User Agent Parsing

Created: 2013/09/25 21:48:59+0000

For my Web Utilities project I have been parsing user agent strings. You can take a look at the results for your browser by going to my user agent parser. All the APIs I looked at were focused on parsing for the Browser, OS, Layout Engine and Device. They ignore many of the additional details. There are sites such as http://www.useragentstring.com/ but I didn't want to make requests to a web API to get the information. So I did it myself.

It has been very slow, boring and unpleasant. Lots of data processing, refactoring and testing. I've gathered several user agent strings, 349 so far, to parse. There are lots of special cases to cater for.

Many user agent parsers are based on using regular expressions. I attempted to implement a parser by parsing a single token at a time with the intention of parsing all of them. The hope was that even unfamiliar user agents could still provide some information. This works for many user agents but there are those that only identify the user agent and do not provide any informative tokens.

Examples of the user agents that may need to be parsed are:

  • Mozilla/5.0 (X11; Linux x86_64) AppleWebKit/535.22+ (KHTML, like Gecko) Chromium/17.0.963.56 Chrome/17.0.963.56 Safari/535.22+ Debian/7.0 (3.4.2-2.1) Epiphany/3.4.2
  • BlackBerry9000/4.6.0.167 Profile/MIDP-2.0 Configuration/CLDC-1.1 VendorID/102 ips-agent
  • panscient.com
  • Java/1.7.0_09

Some user agents consist of tokens describing what the browser is based on, very specific vendor based information, an identifier for the user agent, a vague description of a library used to make the request. Without knowing what these things are it is not immediately clear.

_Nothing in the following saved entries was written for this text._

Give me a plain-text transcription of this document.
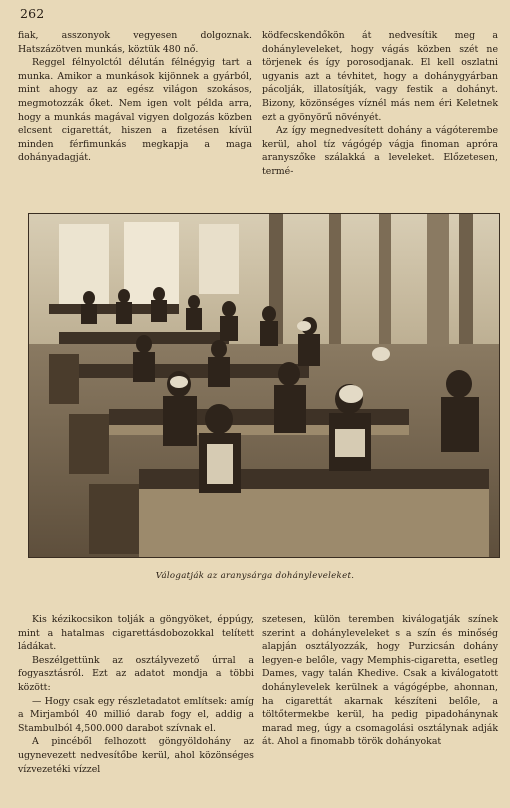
262

fiak, asszonyok vegyesen dolgoznak. Hatszázötven munkás, köztük 480 nő.

Reggel félnyolctól délután félnégyig tart a munka. Amikor a munkások kijönnek a gyárból, mint ahogy az az egész világon szokásos, megmotozzák őket. Nem igen volt példa arra, hogy a munkás magával vigyen dolgozás közben elcsent cigarettát, hiszen a fizetésen kívül minden férfimunkás megkapja a maga dohányadagját.

ködfecskendőkön át nedvesítik meg a dohányleveleket, hogy vágás közben szét ne törjenek és így porosodjanak. El kell oszlatni ugyanis azt a tévhitet, hogy a dohánygyárban pácolják, illatosítják, vagy festik a dohányt. Bizony, közönséges víznél más nem éri Keletnek ezt a gyönyörű növényét.

Az így megnedvesített dohány a vágóterembe kerül, ahol tíz vágógép vágja finoman apróra aranyszőke szálakká a leveleket. Előzetesen, termé-

Válogatják az aranysárga dohányleveleket.

Kis kézikocsikon tolják a göngyöket, éppúgy, mint a hatalmas cigarettásdobozokkal telített ládákat.

Beszélgettünk az osztályvezető úrral a fogyasztásról. Ezt az adatot mondja a többi között:

— Hogy csak egy részletadatot említsek: amíg a Mirjamból 40 millió darab fogy el, addig a Stambulból 4,500.000 darabot szívnak el.

A pincéből felhozott göngyöldohány az ugynevezett nedvesítőbe kerül, ahol közönséges vízvezetéki vízzel

szetesen, külön teremben kiválogatják színek szerint a dohányleveleket s a szín és minőség alapján osztályozzák, hogy Purzicsán dohány legyen-e belőle, vagy Memphis-cigaretta, esetleg Dames, vagy talán Khedive. Csak a kiválogatott dohánylevelek kerülnek a vágógépbe, ahonnan, ha cigarettát akarnak készíteni belőle, a töltőtermekbe kerül, ha pedig pipadohánynak marad meg, úgy a csomagolási osztálynak adják át. Ahol a finomabb török dohányokat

This is why I'd like to see all these old traditions, like starting with Mozilla, vanish and be replaced with structured user agent strings. My first thought was to use a Lisp like syntax. This would provide clear tree based structures and well defined token separation. This said I don't want to propose a single format. My preferred solution would be to start all user agents with a short code to indicate the scheme and parse the remaining string according to this scheme. I'll try to present some examples soon.